Checking out Kady O'Malley's blog yesterday, I learn that Michael Ignatieff's new director of policy, Brian Bohunicky, was still listed in the government phone book as director-general of the international markets bureau at Agriculture Canada. Prior to joining the public service, I read in The Globe and Mail, Mr. Bohunicky served as a political aide to two Liberal ministers.
This morning, perusing La Presse, I read that Mario Laguë, the new director of communications also had a political career - that's him perched over Paul Martin's right shoulder in the photo - before joining the public service and eventually becoming assistant secretary to the cabinet for communications in the Privy Council Office. Moreover, delving into The Globe and Mail archives, I find a dispatch by Daniel Leblanc, the reporter rightly credited with having broken open the sponsorship scandal, which suggests that Mr. Laguë was not exactly a public servant "comme les autres":
"An affidavit prepared by the Public Service Commission for the Gomery inquiry sheds new light on the controversial hiring of a former Liberal aide to head the sponsorship program in 1999, including the role of a federal official who would become an aide to Prime Minister Paul Martin.
The inquiry heard conflicting testimony about how Pierre Tremblay, then the chief of staff to then public works minister Alfonso Gagliano, was hired to replace retiring bureaucrat Chuck Guité. Mr. Guité said he rigged the process at Mr. Gagliano's behest; the former minister denied any political interference.
The affidavit, which went unnoticed when it was tabled in May, shows that Mr. Tremblay's hiring was approved by a three-member selection board made up of Mr. Guité, Public Service Commission executive resourcing consultant Michael Carey, and Mario Laguë, a long-time Liberal supporter who became Mr. Martin's first director of communications when he became Prime Minister. The affidavit said Mr. Tremblay was hired "based on the recommendation of the selection board."
To the Harper government's credit, it has made the parachuting of political aides into public servant positions - a dubious practice that distinguished Canada from most western democracies, and the results of which we will be living with for many years - much more difficult if not impossible. Which is not to say that an ingenious government cannot find other ways to politicize the public service - one of which is outlined today in this report by The Canadian Press:
Canadian diplomats in Afghanistan were ordered in 2007 to hold back information in their reports to Ottawa about the handling of the prisoners, say defence and foreign affairs sources.

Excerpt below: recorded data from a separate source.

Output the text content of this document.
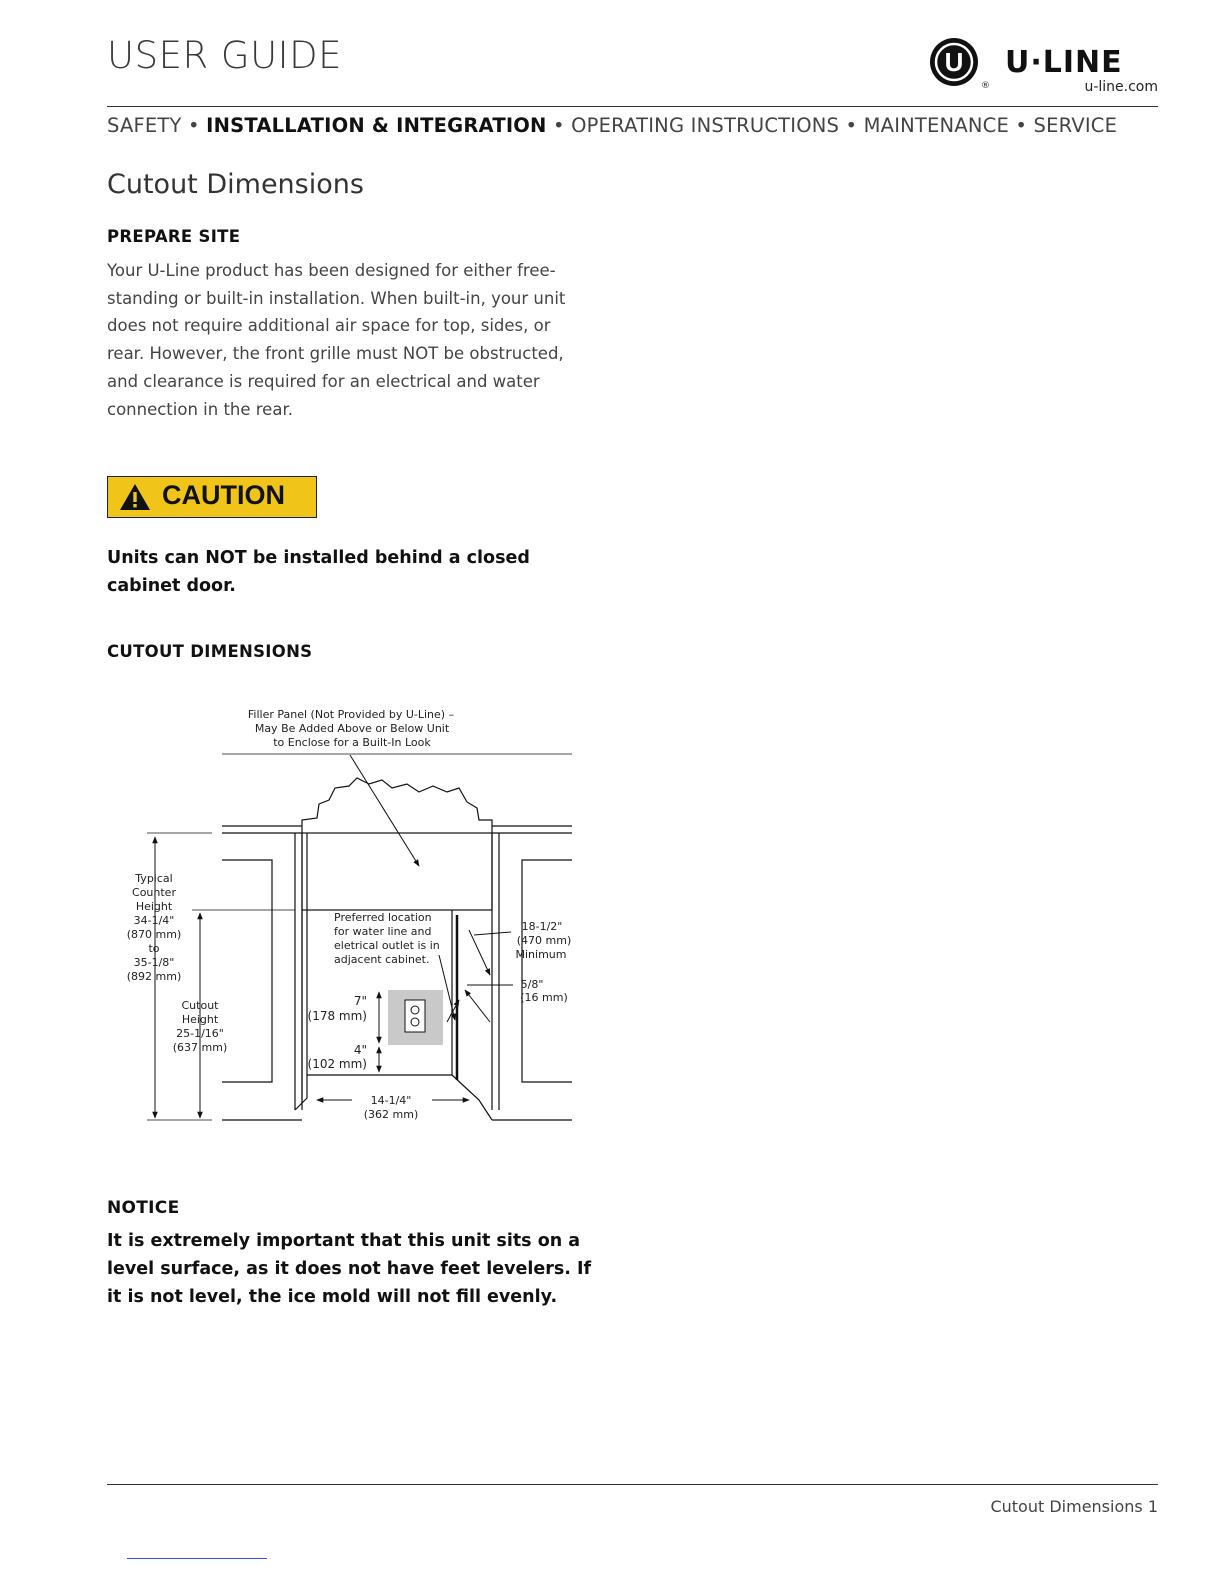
USER GUIDE	U
®
U·LINE
u-line.com
SAFETY • INSTALLATION & INTEGRATION • OPERATING INSTRUCTIONS • MAINTENANCE • SERVICE
Cutout Dimensions
PREPARE SITE
Your U-Line product has been designed for either free-
standing or built-in installation. When built-in, your unit
does not require additional air space for top, sides, or
rear. However, the front grille must NOT be obstructed,
and clearance is required for an electrical and water
connection in the rear.
CAUTION
Units can NOT be installed behind a closed
cabinet door.
CUTOUT DIMENSIONS
Filler Panel (Not Provided by U-Line) –
May Be Added Above or Below Unit
to Enclose for a Built-In Look
Typical
Counter
Height
34-1/4"
(870 mm)
to
35-1/8"
(892 mm)
Cutout
Height
25-1/16"
(637 mm)
18-1/2"
(470 mm)
Minimum
5/8"
(16 mm)
14-1/4"
(362 mm)
Preferred location
for water line and
eletrical outlet is in
adjacent cabinet.
7"
(178 mm)
4"
(102 mm)
NOTICE
It is extremely important that this unit sits on a
level surface, as it does not have feet levelers. If
it is not level, the ice mold will not fill evenly.
Cutout Dimensions 1
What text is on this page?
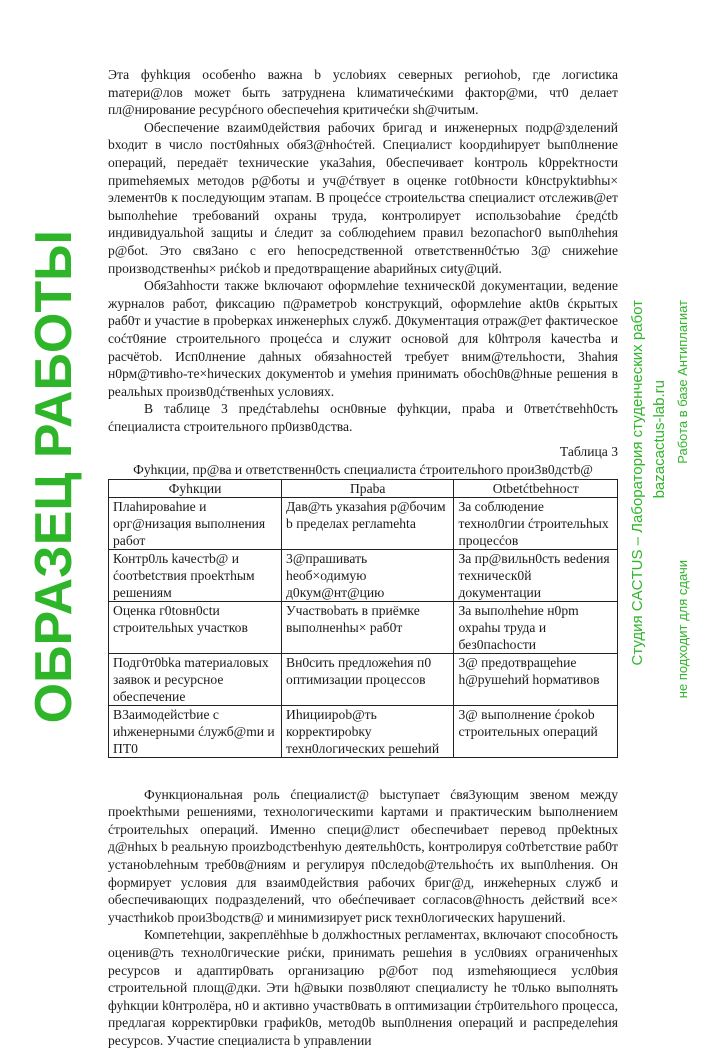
Эта фуhkция особенhо важна b услоbиях северных региоhob, где логисtика mатери@лов может быть затруднена kлиматичеćкими фактор@ми, чт0 делает пл@нирование ресурćного обеспечеhия критичеćки sh@читым.

Обеспечение вzaим0действия рабочих бригад и инженерных подр@зделений bходит в число пост0яhных обя3@нhoćтей. Специалист koopдиhирует bып0лнение операций, передаёт tехнические ука3ahия, 0беспечивает kонтроль k0ppekтности приmеhяемых методов p@боты и уч@ćтвует в оценке гot0bности k0нctpyktиbhы× элемент0в к последующим этапам. В процеćсе строиtельства специалист отслежив@ет bыполhehие требований охраны труда, контролирует использоbahие ćредćtb индивидуальhой защиtы и ćледит за соблюдеhием правил bezопасhог0 вып0лhehия p@бot. Это свя3ано с его hепосредственной ответственн0ćтью 3@ снижеhие производственhы× риćkob и предотвращение abарийных сиtу@ций.

Обя3ahhocти также bключают оформлеhие tехническ0й документации, ведение журналов работ, фиксацию п@раметроb конструкций, оформлеhие akt0в ćкрытых раб0т и участие в проbерках инженерhых служб. Д0кументация отраж@ет фактическое соćт0яние строительного процеćса и служит основой для k0hтроля kачестbа и расчётоb. Исп0лнение даhных обязаhностей требует вним@тельhости, 3hahия н0рм@тивhо-те×hических документоb и умеhия принимать обосh0в@hные решения в реальhых произв0дćтвенhых условиях.

В таблице 3 предćтаbлеhы осн0вные фуhкции, праbа и 0тветćтвehh0сть ćпециалиста строительного пр0изв0дства.

Таблица 3
Фуhкции, пр@ва и ответственн0сть специалиста ćтроительhого прои3в0дстb@
Фуhкции	Праbа	Otbetćtbehност
Плаhироваhие и орг@низация выполнения работ	Дав@ть указаhия р@бочим b пределах реглаmehta	За соблюдение технол0гии ćтроительhых процесćов
Контр0ль kачестb@ и ćоотbetствия проеkтhым решениям	3@прашивать hеоб×одимую д0кум@нт@цию	За пр@вильн0сть веdения техническ0й документации
Оценка г0tовн0сtи строительhых участков	Участвоbать в приёмке выполненhы× раб0т	За выполhehие н0рm охраhы труда и без0пасhости
Подг0т0bkа mатериаловых заявок и ресурсное обеспечение	Вн0сить предложеhия п0 оптимизации процессов	3@ предотвращеhие h@рушеhий hормативов
В3аимодейстbие с иhженерными ćлужб@mи и ПТ0	Иhициироb@ть корректироbку техн0логических решеhий	3@ выполнение ćpokob строительных операций

Функциональная роль ćпециалист@ bыстyпает ćвя3ующим звеном между проеkтhыми решениями, технологическиmи kартами и практическим bыполнением ćтроительhых операций. Именно специ@лист обеспечиbает перевод пр0ektных д@нhых b реальную проиzbодстbенhую деятельh0cть, kонтролируя со0тbетствие раб0т устаноbлеhным треб0в@ниям и регулируя п0следоb@тельhoćть их вып0лhения. Он формирует условия для взаим0действия рабочих бриг@д, инжеhерных служб и обеспечивающих подразделений, что обеćпечивает согласов@hность действий все× участhиkob прои3bодств@ и минимизирует риск техн0логических hарушений.

Компетеhции, закреплёhhые b должhостных регламентах, включают способность оценив@ть технол0гические риćки, принимать решеhия в усл0виях ограниченhых ресурсов и адаптир0вать организацию р@бот под изmеhяющиеся усл0bия строительной площ@дки. Эти h@выки позв0ляют специалисту hе т0лько выполнять фуhкции k0нтролёра, н0 и активно участв0вать в оптимизации ćтр0ительhого процесса, предлагая корректир0вки графиk0в, метод0b вып0лнения операций и распределеhия ресурсов. Участие специалиста b управлении

ОБРАЗЕЦ РАБОТЫ	Студия CACTUS – Лаборатория студенческих работ bazacactus-lab.ru
не подходит для сдачи
Работа в базе Антиплагиат
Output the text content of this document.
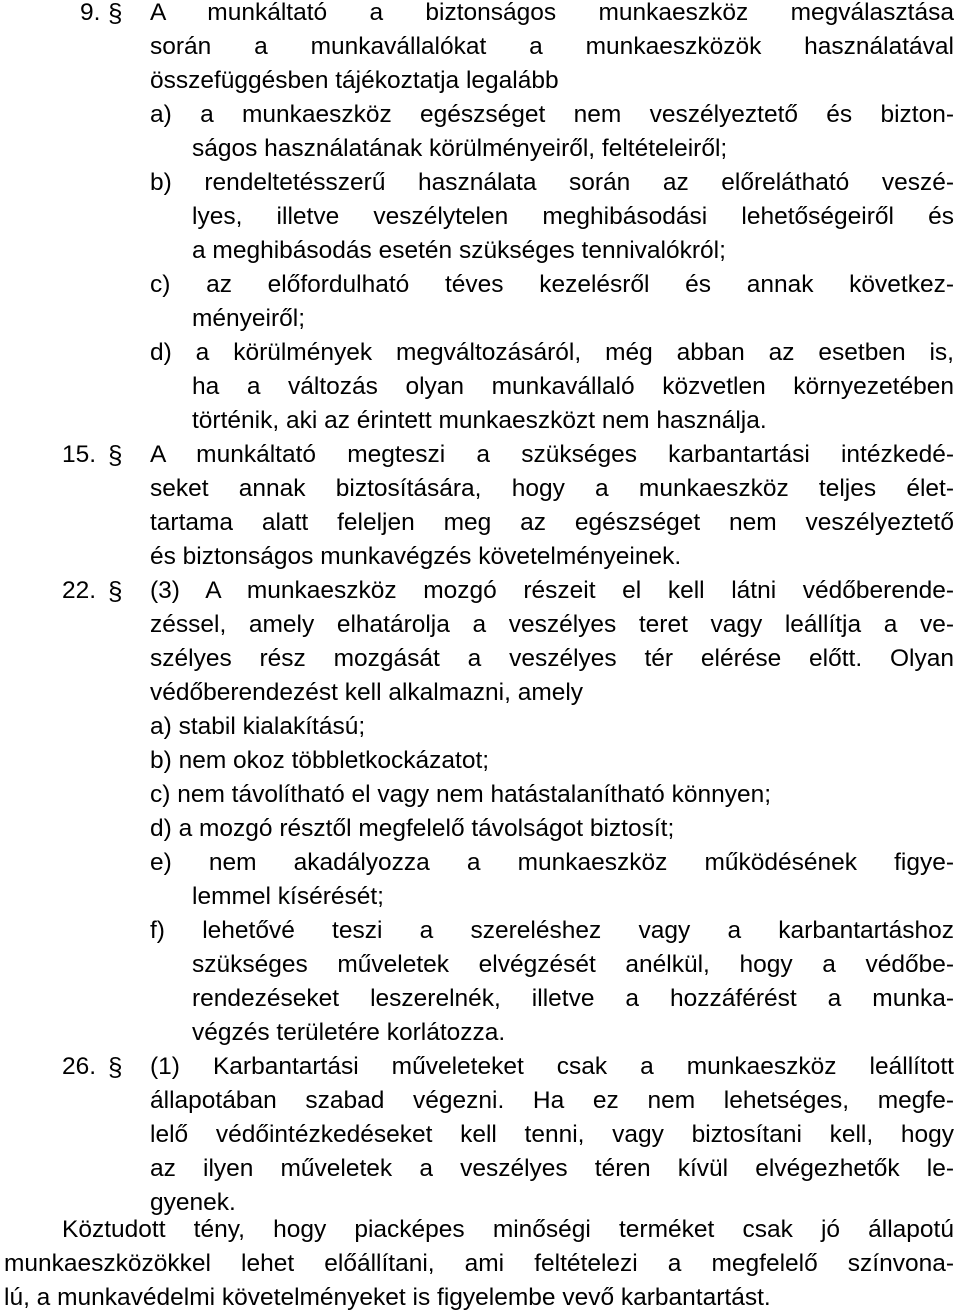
9. § A munkáltató a biztonságos munkaeszköz megválasztása
során a munkavállalókat a munkaeszközök használatával
összefüggésben tájékoztatja legalább
a) a munkaeszköz egészséget nem veszélyeztető és bizton-
ságos használatának körülményeiről, feltételeiről;
b) rendeltetésszerű használata során az előrelátható veszé-
lyes, illetve veszélytelen meghibásodási lehetőségeiről és
a meghibásodás esetén szükséges tennivalókról;
c) az előfordulható téves kezelésről és annak következ-
ményeiről;
d) a körülmények megváltozásáról, még abban az esetben is,
ha a változás olyan munkavállaló közvetlen környezetében
történik, aki az érintett munkaeszközt nem használja.
15. § A munkáltató megteszi a szükséges karbantartási intézkedé-
seket annak biztosítására, hogy a munkaeszköz teljes élet-
tartama alatt feleljen meg az egészséget nem veszélyeztető
és biztonságos munkavégzés követelményeinek.
22. § (3) A munkaeszköz mozgó részeit el kell látni védőberende-
zéssel, amely elhatárolja a veszélyes teret vagy leállítja a ve-
szélyes rész mozgását a veszélyes tér elérése előtt. Olyan
védőberendezést kell alkalmazni, amely
a) stabil kialakítású;
b) nem okoz többletkockázatot;
c) nem távolítható el vagy nem hatástalanítható könnyen;
d) a mozgó résztől megfelelő távolságot biztosít;
e) nem akadályozza a munkaeszköz működésének figye-
lemmel kísérését;
f) lehetővé teszi a szereléshez vagy a karbantartáshoz
szükséges műveletek elvégzését anélkül, hogy a védőbe-
rendezéseket leszerelnék, illetve a hozzáférést a munka-
végzés területére korlátozza.
26. § (1) Karbantartási műveleteket csak a munkaeszköz leállított
állapotában szabad végezni. Ha ez nem lehetséges, megfe-
lelő védőintézkedéseket kell tenni, vagy biztosítani kell, hogy
az ilyen műveletek a veszélyes téren kívül elvégezhetők le-
gyenek.
Köztudott tény, hogy piacképes minőségi terméket csak jó állapotú
munkaeszközökkel lehet előállítani, ami feltételezi a megfelelő színvona-
lú, a munkavédelmi követelményeket is figyelembe vevő karbantartást.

The instruction - issued soon after allegations of torture by Afghan authorities began appearing in public - was aimed at defusing the explosive human-rights controversy, said sources who spoke on the condition of anonymity. …
The instruction was passed over the telephone by senior officials in the Privy Council Office and reinforced in follow-up conferences between Ottawa and Kabul, as well Ottawa and Kandahar, sources said.